Our Take: I haven’t completely lost my patience with this type of movie, but I quickly lost it with Rogue City, what with its cast of relentless scowlers, ever-shifting loyalties, lack of any real characters and general cynicism for the state of the human soul, which is so fragile, so easily coerced, so frequently blasted full of holes by other souls soon to be blasted full of holes by other souls who– you get it. And for what? What, I ask? A little bit of money? There’s more to life than a little money you know. And it’s a beautiful day.
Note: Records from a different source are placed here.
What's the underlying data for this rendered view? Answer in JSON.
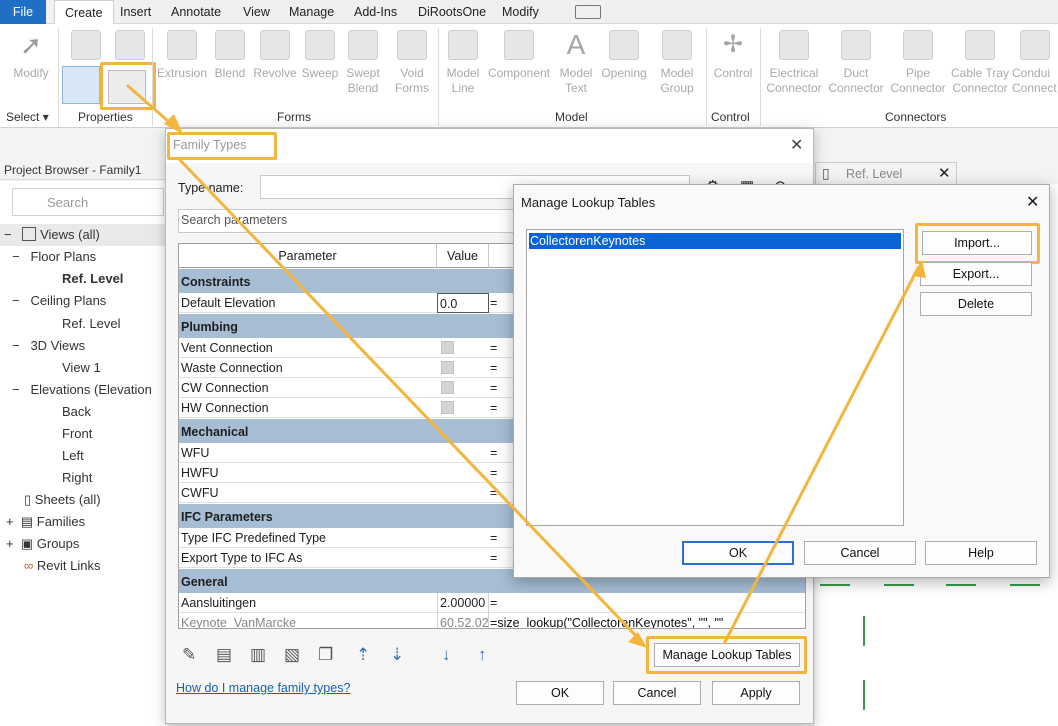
{
  "menu": {
    "file": "File",
    "create": "Create",
    "insert": "Insert",
    "annotate": "Annotate",
    "view": "View",
    "manage": "Manage",
    "addins": "Add-Ins",
    "diroots": "DiRootsOne",
    "modify": "Modify"
  },
  "ribbon": {
    "modify": "Modify",
    "extrusion": "Extrusion",
    "blend": "Blend",
    "revolve": "Revolve",
    "sweep": "Sweep",
    "swept_blend_1": "Swept",
    "swept_blend_2": "Blend",
    "void_forms_1": "Void",
    "void_forms_2": "Forms",
    "model_line_1": "Model",
    "model_line_2": "Line",
    "component": "Component",
    "model_text_1": "Model",
    "model_text_2": "Text",
    "opening": "Opening",
    "model_group_1": "Model",
    "model_group_2": "Group",
    "control": "Control",
    "electrical_1": "Electrical",
    "electrical_2": "Connector",
    "duct_1": "Duct",
    "duct_2": "Connector",
    "pipe_1": "Pipe",
    "pipe_2": "Connector",
    "cabletray_1": "Cable Tray",
    "cabletray_2": "Connector",
    "conduit_1": "Condui",
    "conduit_2": "Connect",
    "panels": {
      "select": "Select",
      "properties": "Properties",
      "forms": "Forms",
      "model": "Model",
      "control": "Control",
      "connectors": "Connectors"
    }
  },
  "project_browser": {
    "title": "Project Browser - Family1",
    "search_placeholder": "Search",
    "items": {
      "views": "Views (all)",
      "floor_plans": "Floor Plans",
      "ref_level": "Ref. Level",
      "ceiling_plans": "Ceiling Plans",
      "ceiling_ref": "Ref. Level",
      "views3d": "3D Views",
      "view1": "View 1",
      "elevations": "Elevations (Elevation",
      "back": "Back",
      "front": "Front",
      "left": "Left",
      "right": "Right",
      "sheets": "Sheets (all)",
      "families": "Families",
      "groups": "Groups",
      "revit_links": "Revit Links"
    }
  },
  "view_tab": {
    "title": "Ref. Level"
  },
  "family_types": {
    "title": "Family Types",
    "type_name_label": "Type name:",
    "search_placeholder": "Search parameters",
    "col_parameter": "Parameter",
    "col_value": "Value",
    "groups": {
      "constraints": "Constraints",
      "plumbing": "Plumbing",
      "mechanical": "Mechanical",
      "ifc": "IFC Parameters",
      "general": "General"
    },
    "rows": {
      "default_elevation": "Default Elevation",
      "default_elevation_val": "0.0",
      "vent": "Vent Connection",
      "waste": "Waste Connection",
      "cw": "CW Connection",
      "hw": "HW Connection",
      "wfu": "WFU",
      "hwfu": "HWFU",
      "cwfu": "CWFU",
      "ifc_type": "Type IFC Predefined Type",
      "export_type": "Export Type to IFC As",
      "aansluitingen": "Aansluitingen",
      "aansluitingen_val": "2.00000",
      "keynote": "Keynote_VanMarcke",
      "keynote_val": "60.52.02",
      "keynote_formula": "size_lookup(\"CollectorenKeynotes\", \"\", \"\""
    },
    "eq": "=",
    "manage_lookup": "Manage Lookup Tables",
    "help_link": "How do I manage family types?",
    "ok": "OK",
    "cancel": "Cancel",
    "apply": "Apply"
  },
  "lookup": {
    "title": "Manage Lookup Tables",
    "item": "CollectorenKeynotes",
    "import": "Import...",
    "export": "Export...",
    "delete": "Delete",
    "ok": "OK",
    "cancel": "Cancel",
    "help": "Help"
  },
  "colors": {
    "highlight": "#f3b53d",
    "selection": "#0a64d6",
    "group_header": "#a7bdd4",
    "file_tab": "#1f6fc5"
  }
}
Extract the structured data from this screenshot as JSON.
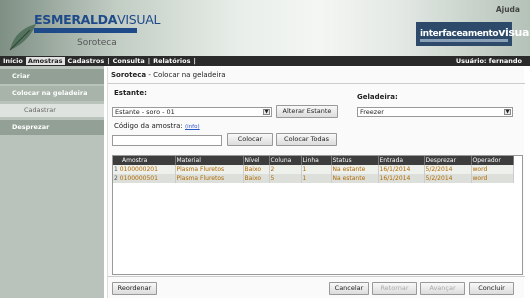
{
  "header": {
    "logo_primary": "ESMERALDA",
    "logo_secondary": "VISUAL",
    "site_name": "Soroteca",
    "help_label": "Ajuda",
    "brand_right_a": "interfaceamento",
    "brand_right_b": "visual"
  },
  "nav": {
    "items": [
      "Início",
      "Amostras",
      "Cadastros",
      "|",
      "Consulta",
      "|",
      "Relatórios",
      "|"
    ],
    "user_label": "Usuário: fernando"
  },
  "sidebar": {
    "items": [
      {
        "label": "Criar"
      },
      {
        "label": "Colocar na geladeira"
      },
      {
        "label": "Cadastrar"
      },
      {
        "label": "Desprezar"
      }
    ]
  },
  "main": {
    "breadcrumb_section": "Soroteca",
    "breadcrumb_page": " - Colocar na geladeira",
    "estante_label": "Estante:",
    "estante_value": "Estante - soro - 01",
    "alterar_estante_label": "Alterar Estante",
    "geladeira_label": "Geladeira:",
    "geladeira_value": "Freezer",
    "codigo_label": "Código da amostra:",
    "codigo_link": "(info)",
    "codigo_value": "",
    "colocar_label": "Colocar",
    "colocar_todas_label": "Colocar Todas"
  },
  "table": {
    "columns": [
      "Amostra",
      "Material",
      "Nível",
      "Coluna",
      "Linha",
      "Status",
      "Entrada",
      "Desprezar",
      "Operador"
    ],
    "rows": [
      {
        "num": "1",
        "cells": [
          "0100000201",
          "Plasma Fluretos",
          "Baixo",
          "2",
          "1",
          "Na estante",
          "16/1/2014",
          "5/2/2014",
          "word"
        ]
      },
      {
        "num": "2",
        "cells": [
          "0100000501",
          "Plasma Fluretos",
          "Baixo",
          "5",
          "1",
          "Na estante",
          "16/1/2014",
          "5/2/2014",
          "word"
        ]
      }
    ]
  },
  "footer": {
    "reordenar_label": "Reordenar",
    "cancelar_label": "Cancelar",
    "retornar_label": "Retornar",
    "avancar_label": "Avançar",
    "concluir_label": "Concluir"
  }
}
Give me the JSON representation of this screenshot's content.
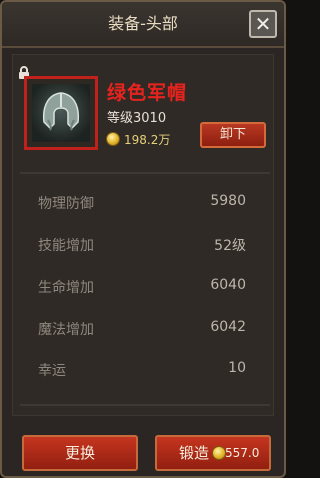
{
  "window": {
    "title": "装备-头部",
    "close_label": "✕"
  },
  "item": {
    "name": "绿色军帽",
    "level_text": "等级3010",
    "price": "198.2万",
    "unequip_label": "卸下"
  },
  "stats": [
    {
      "label": "物理防御",
      "value": "5980"
    },
    {
      "label": "技能增加",
      "value": "52级"
    },
    {
      "label": "生命增加",
      "value": "6040"
    },
    {
      "label": "魔法增加",
      "value": "6042"
    },
    {
      "label": "幸运",
      "value": "10"
    }
  ],
  "actions": {
    "replace_label": "更换",
    "forge_label": "锻造",
    "forge_cost": "557.0万"
  },
  "colors": {
    "accent_red": "#e8231e",
    "gold": "#e6cf7a"
  },
  "icons": [
    "lock-icon",
    "close-icon",
    "coin-icon",
    "helmet-icon"
  ]
}
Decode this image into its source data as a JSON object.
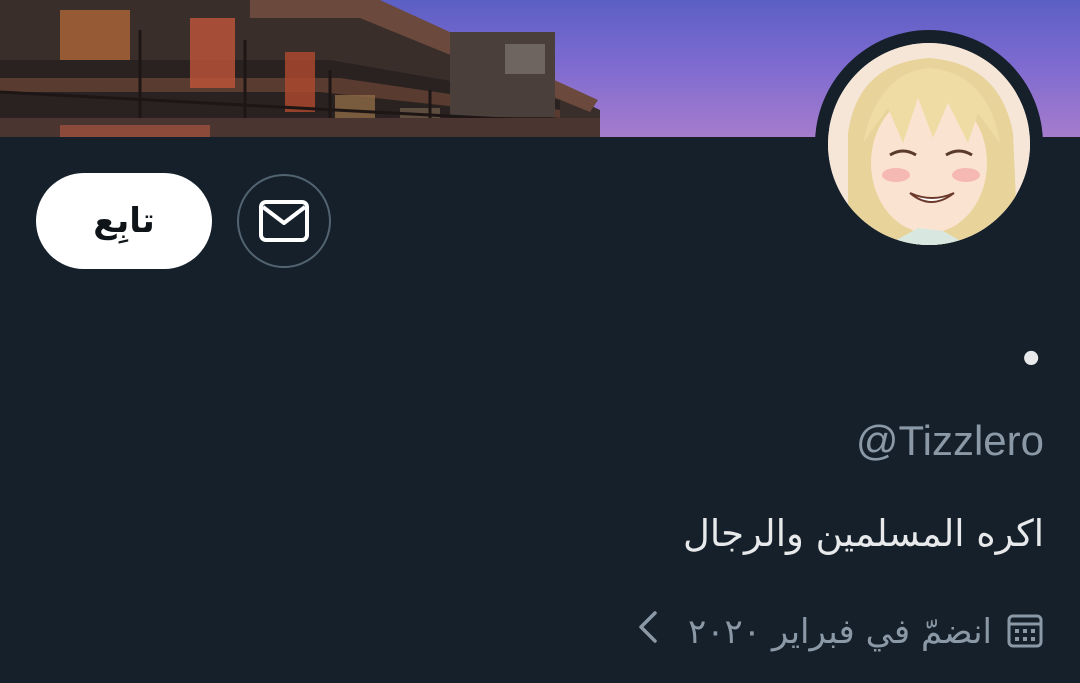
{
  "profile": {
    "display_name": "•",
    "handle": "@Tizzlero",
    "bio": "اكره المسلمين والرجال",
    "joined": "انضمّ في فبراير ٢٠٢٠"
  },
  "actions": {
    "follow_label": "تابِع"
  },
  "icons": {
    "message": "envelope-icon",
    "joined": "calendar-icon",
    "more": "chevron-left-icon"
  },
  "colors": {
    "background": "#15202b",
    "primary_text": "#e7e9ea",
    "secondary_text": "#8b98a5",
    "button_bg": "#ffffff",
    "button_border": "#536471"
  }
}
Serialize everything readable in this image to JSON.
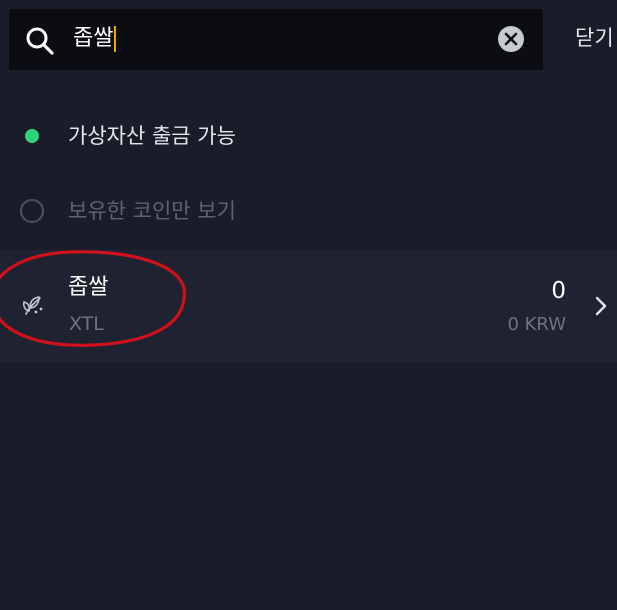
{
  "search": {
    "query": "좁쌀",
    "icon": "search-icon",
    "clear_icon": "clear-icon"
  },
  "header": {
    "close_label": "닫기"
  },
  "filters": [
    {
      "label": "가상자산 출금 가능",
      "active": true
    },
    {
      "label": "보유한 코인만 보기",
      "active": false
    }
  ],
  "results": [
    {
      "name": "좁쌀",
      "symbol": "XTL",
      "amount": "0",
      "krw_value": "0 KRW",
      "icon": "leaf-coin-icon"
    }
  ],
  "colors": {
    "background": "#1a1d29",
    "search_bg": "#0b0d13",
    "row_bg": "#1f2230",
    "accent_green": "#2fd07f",
    "caret": "#f2a900",
    "annotation_red": "#d0101a"
  }
}
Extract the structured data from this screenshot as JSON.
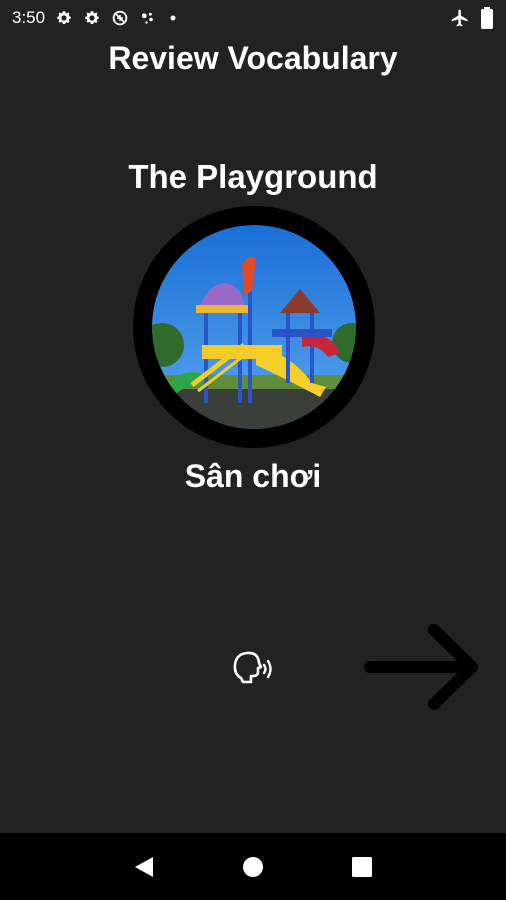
{
  "status_bar": {
    "time": "3:50",
    "left_icons": [
      "gear-icon",
      "gear-icon",
      "data-saver-icon",
      "assistant-dots-icon",
      "dot-icon"
    ],
    "right_icons": [
      "airplane-icon",
      "battery-icon"
    ]
  },
  "header": {
    "title": "Review Vocabulary"
  },
  "card": {
    "word": "The Playground",
    "image": "playground-image",
    "translation": "Sân chơi"
  },
  "actions": {
    "speak_icon": "speak-icon",
    "next_icon": "arrow-right-icon"
  },
  "nav_bar": {
    "buttons": [
      "back-icon",
      "home-icon",
      "recents-icon"
    ]
  },
  "colors": {
    "background": "#222222",
    "text": "#ffffff",
    "ring": "#000000",
    "nav_bar": "#000000"
  }
}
I just don’t understand it, I said to myself upon the umpteenth twist in this thing, as it unspooled muddy and grim in front of me. If you’re doing this kind of work, you can’t be a hardliner — you’re a good guy who does bad things, a bad guy who does good things. There’s some funeral scenes, scenes of police interrogations gone awry, a nifty shootout on a beach. At least I think it was nifty — it happened in the dark and I couldn’t tell who was where and why was what. This is not a poorly made movie; it has a couple solid action sequences, but they’re not enough to push this two-hour slog forward. The lighting is nice on the grimfaces, and the wind rustles their hair just so. Maybe there’s something to be gleaned here about morals and ethics and crap, but man, I just don’t have time to sit around and follow these hardcase froggos and trogs and dullards while they make some wrong bad decisions and then have to make the right bad decisions to correct them. Hard pass.

Our Call: SKIP IT. Instant cop thriller, just add water.